Our platter of cheese!

The fella that fried the fish, he was not just some guy that tosses food into the fryolater.  No, he treated his fried items with respect.  He did not drown them in batter and oversalt them.  No, a light dusting of flour and a simple dash of salt and pepper and you had yourself a hearty, heavy meal of head on prawns, calamari, white fish, and anchovies!  And let me tell you, you have no had anchovies until you've had fresh anchovies.  Not what we find here in the US, packed in oil and salt, and bleh.  No, the fresh anchovies are mild flavored and very meaty.  The head on prawns were sweet and crunchy.  No one was will to eat the head, so, I couldn't back down.  After all, I would be starting Culinary school, so I needed to know, what do these little guys taste like.  The head, it was crunchy, not much flavor, but the texture was great!  I wanted more@!@

Sadly, we were coming to the end of our tour.  So, with a little sightseeing, crossing the river and walking into this little wine shop, I knew we would finish with a bang!  We were lead down into the cellar of this little shop where there were bottle and bottle of various wines and spirits!  We were lead to a table, where our tasting adventure was going to wrap up, but with a bang!  But the idea of being surrounded by bottles, so dated back to the 1700's, was pretty great!  We were only the second group to be able to enjoy the cellar, hopefully there will be more, because it's a great experience.  Here we sampled Olive oils, and balsamic's, including a Vanilla Balsamic vinegar, which goes great with Chocolate Cake and is not sold in the US!  We also sampled some great Italian wines.  
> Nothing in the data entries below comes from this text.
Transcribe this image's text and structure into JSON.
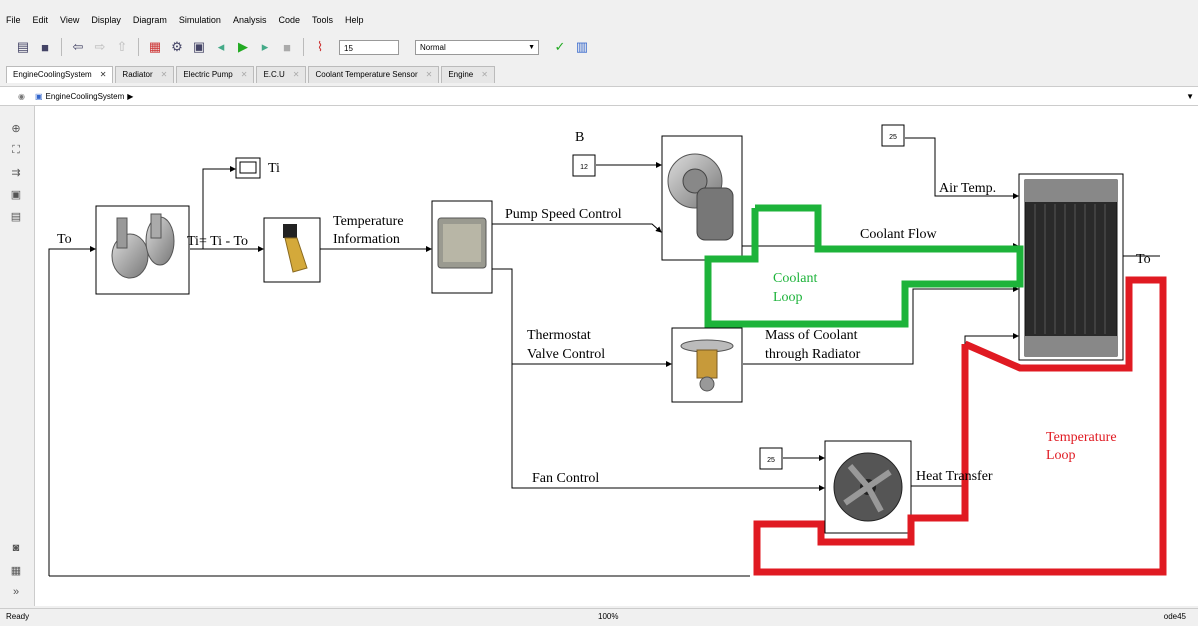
{
  "menu": [
    "File",
    "Edit",
    "View",
    "Display",
    "Diagram",
    "Simulation",
    "Analysis",
    "Code",
    "Tools",
    "Help"
  ],
  "toolbar": {
    "stop_time": "15",
    "sim_mode": "Normal"
  },
  "tabs": [
    "EngineCoolingSystem",
    "Radiator",
    "Electric Pump",
    "E.C.U",
    "Coolant Temperature Sensor",
    "Engine"
  ],
  "breadcrumb": "EngineCoolingSystem",
  "diagram": {
    "to_in": "To",
    "ti_scope": "Ti",
    "ti_eq": "Ti= Ti - To",
    "temp_info_1": "Temperature",
    "temp_info_2": "Information",
    "b_label": "B",
    "const_pump": "12",
    "const_air": "25",
    "const_fan": "25",
    "pump_speed": "Pump Speed Control",
    "air_temp": "Air Temp.",
    "coolant_flow": "Coolant Flow",
    "to_out": "To",
    "coolant_loop_1": "Coolant",
    "coolant_loop_2": "Loop",
    "thermostat_1": "Thermostat",
    "thermostat_2": "Valve Control",
    "mass_1": "Mass of Coolant",
    "mass_2": "through Radiator",
    "temp_loop_1": "Temperature",
    "temp_loop_2": "Loop",
    "fan_control": "Fan Control",
    "heat_transfer": "Heat Transfer"
  },
  "colors": {
    "coolant_loop": "#1db33a",
    "temperature_loop": "#e01a22"
  },
  "status": {
    "ready": "Ready",
    "zoom": "100%",
    "solver": "ode45"
  }
}
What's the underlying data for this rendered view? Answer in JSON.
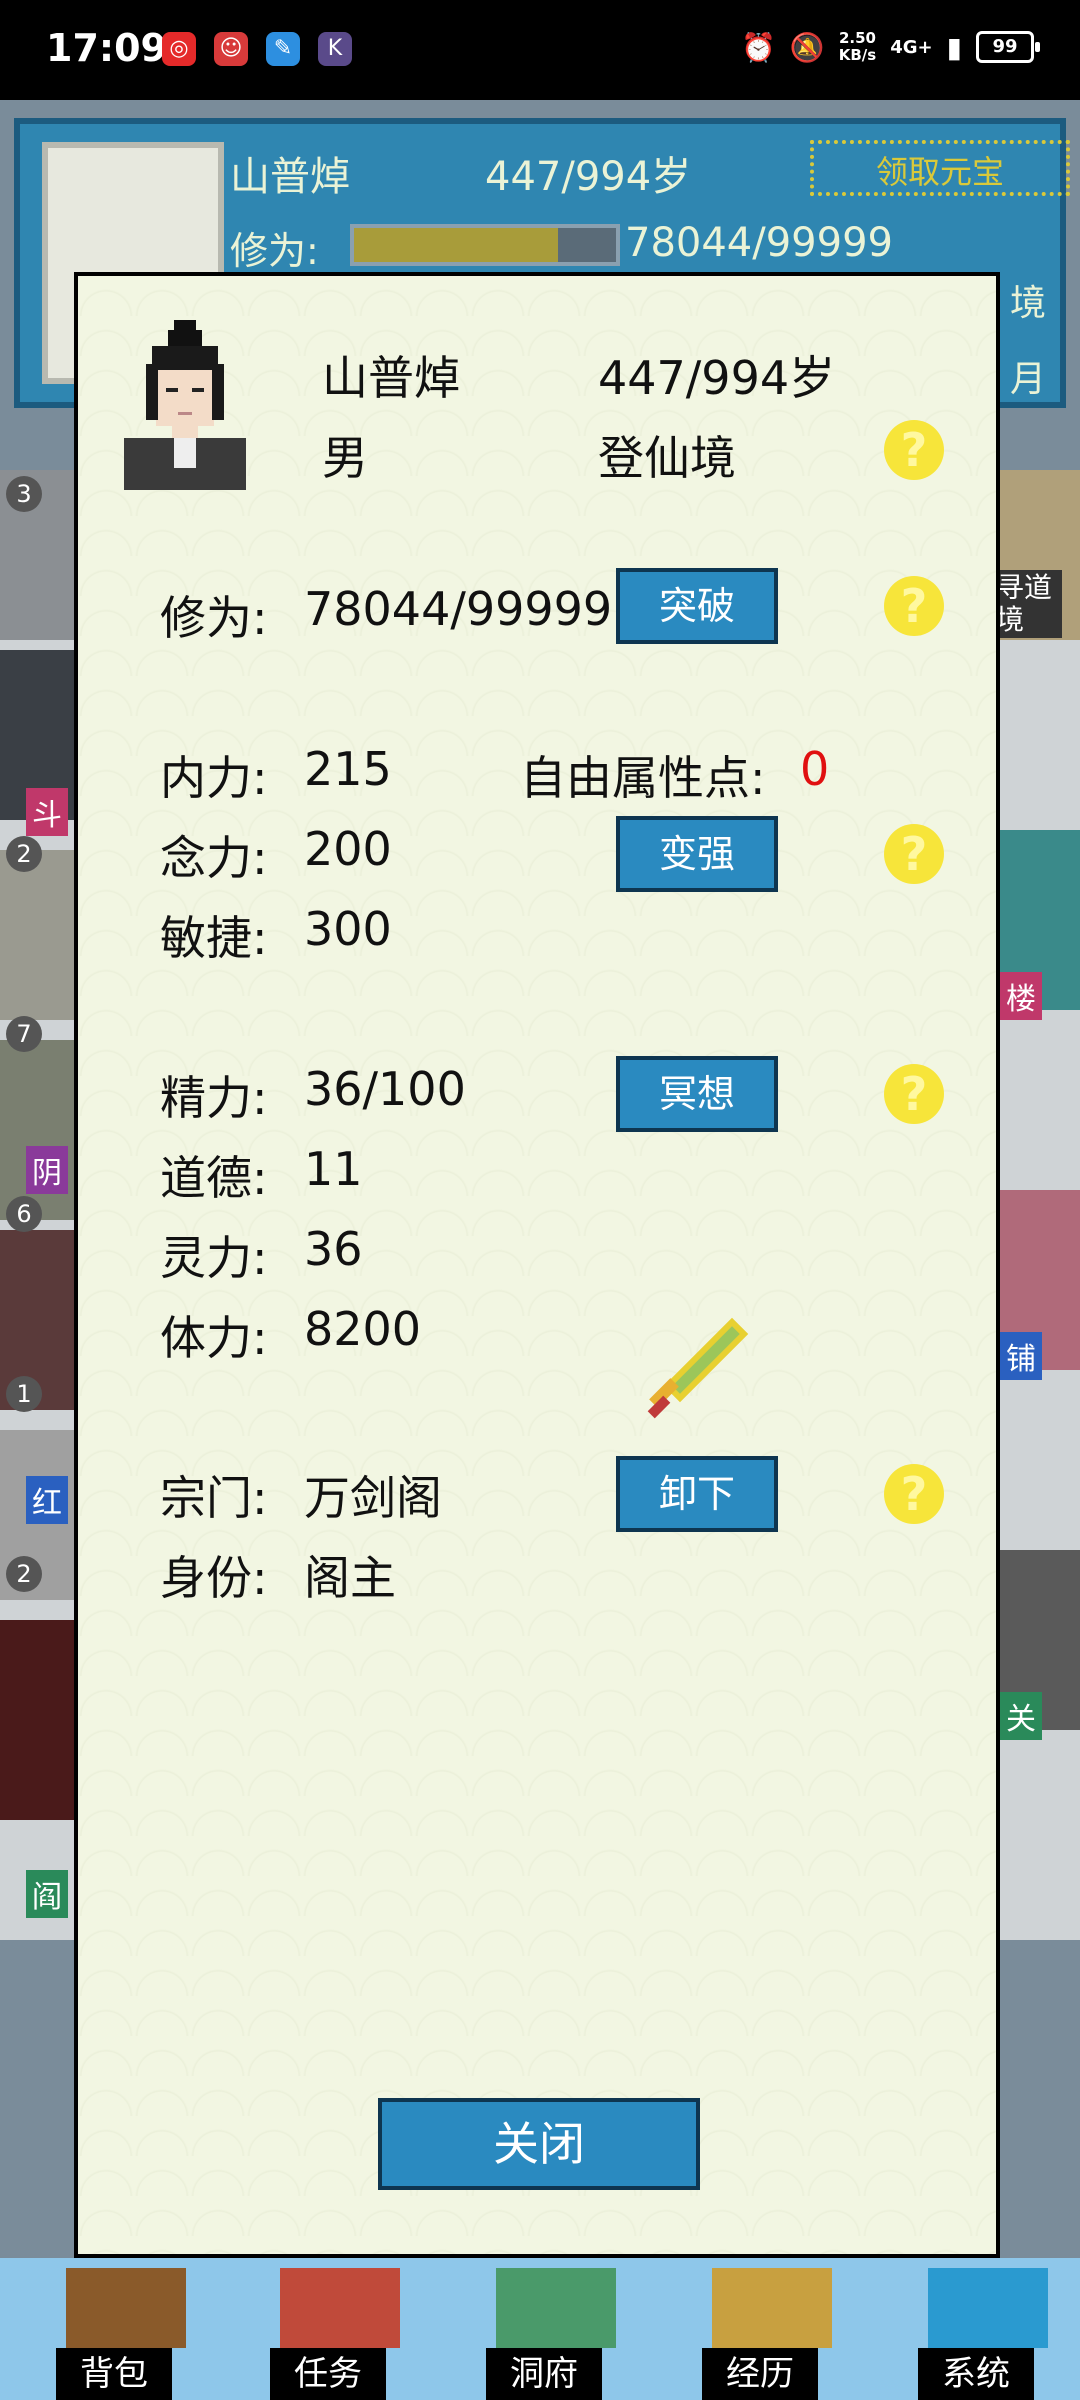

As our tour ended, we decided to go back to the guest house and relax a bit.  We wanted to take in Florence during the night, and maybe grab a bite, as if we didn't have enough to eat already!  But I also had one other mission, to find some Italian Craft Beer!!!

After a brief nap and refreshing shower, we wandered out, took in the views of the Duomo and everything going on around there, and attempt to locate a decent snack for dinner.  Which we did come across a great little pizzeria, La Bussola.  The fine folks at La Bussola were very accommodating, especially since we did not have reservations.  When we walked in, they asked if we'd like to be seated in front or back.  We chose back, in hopes it would be a bit more quiet.  Ha!!  We found out in a matter of being seated for 20 second that peace and tranquility were not going to be had while we sat back there.  A table full of young, American university students killed the quiet setting.  So, our host, graciously seated us in the front of the house.  That was fine with me, because I had a great view of the oven and could watch them make our pizzas.  Now, not to be boring, but I did go with a simple Pizza margherita.  I didn't want to be overly complicated and this is my test to see if a pizzeria knows what's up.  A great Neapolitan style pizza, chewy crust, and the flavors were crisp and clean!  And I located my craft beer!!!  Le Magnifiche Petrognola!!!!

I'd say it was a successful stay in Firenze or Florence, however you want to say it!  Now on to Cinque Terre!!